The good news. College-educated women ages 22 to 32 see their pay grow slightly faster than men.
For working moms, good news ends there.
That’s because male college graduates earn more from the start, according to compensation research firm PayScale, as reported by CNBC.
Men start bringing home a median annual salary of $50,000 at 22, compared with $39,800 for women.
Although women’s salaries grow faster from ages 22 to 32, the gains begin to slow at 33, while men’s salaries hold steady.
Women peak early
Women see their peak salaries at age 40, according to PayScale. Their salaries at that age? $67,000 a year.
But men with the same education level at that age? $102,000.
Basically the difference between paying cash for a Hyundai Tucson or a fully loaded Cadillac Escalade with a V8, a refrigerated glove box and cooled cup holders.
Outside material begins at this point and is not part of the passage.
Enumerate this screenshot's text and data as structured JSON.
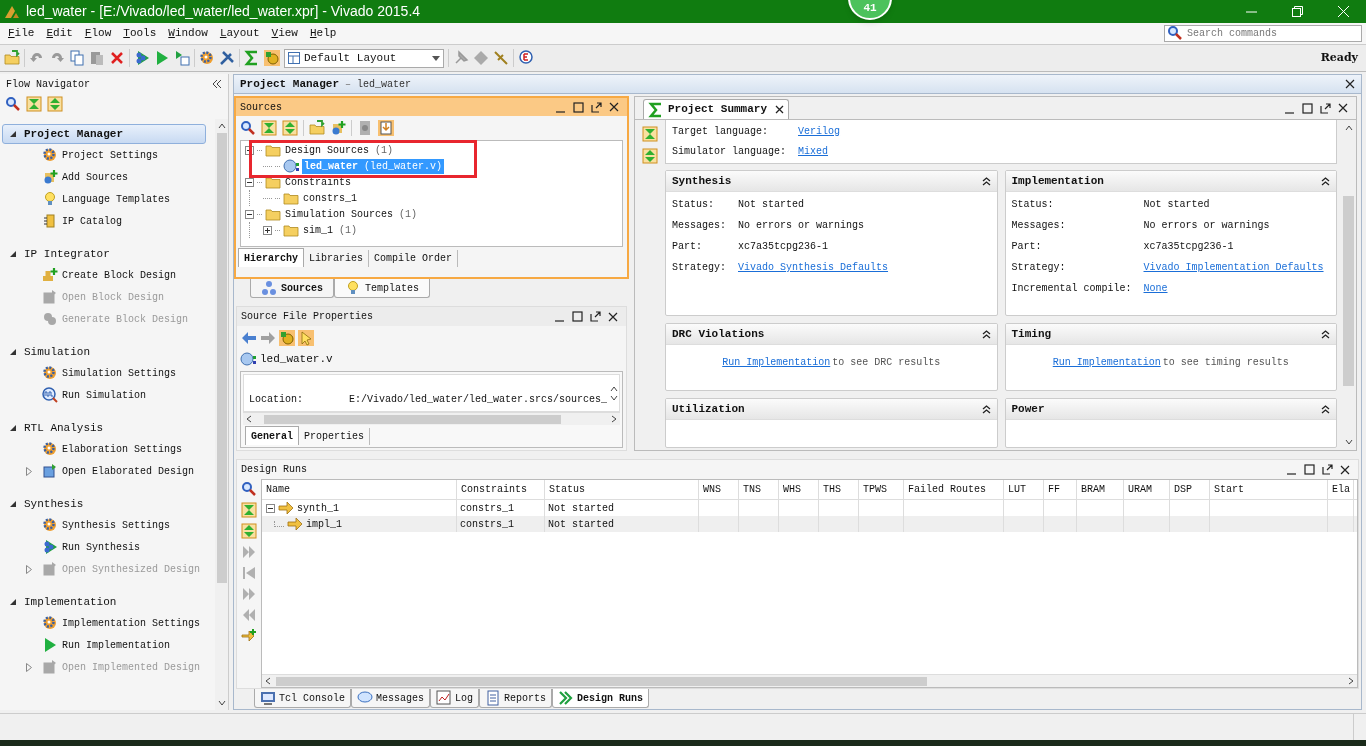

PayScale’s vice president of data analytics, Katie Bardaro, told CNBC that men take high-paying jobs that also feature higher earning over time.
Huh. Yeah. That makes sense.
The ‘motherhood penalty’
You know what else makes sense?
The fact that many women have babies in their early 30s. As Working Mother points out, women are hurt by the “motherhood penalty,” in which employers perceive moms to be less committed to their jobs than colleagues without kids.
“There’s also the fact that many women have to leave the workforce so they can take care of their kids because of factors such as the high cost of childcare and corporate barriers and preventing them from moving up in their career,” Working Mother adds, “or if they don’t leave their careers completely, they may only work part-time, meaning less earning potential.”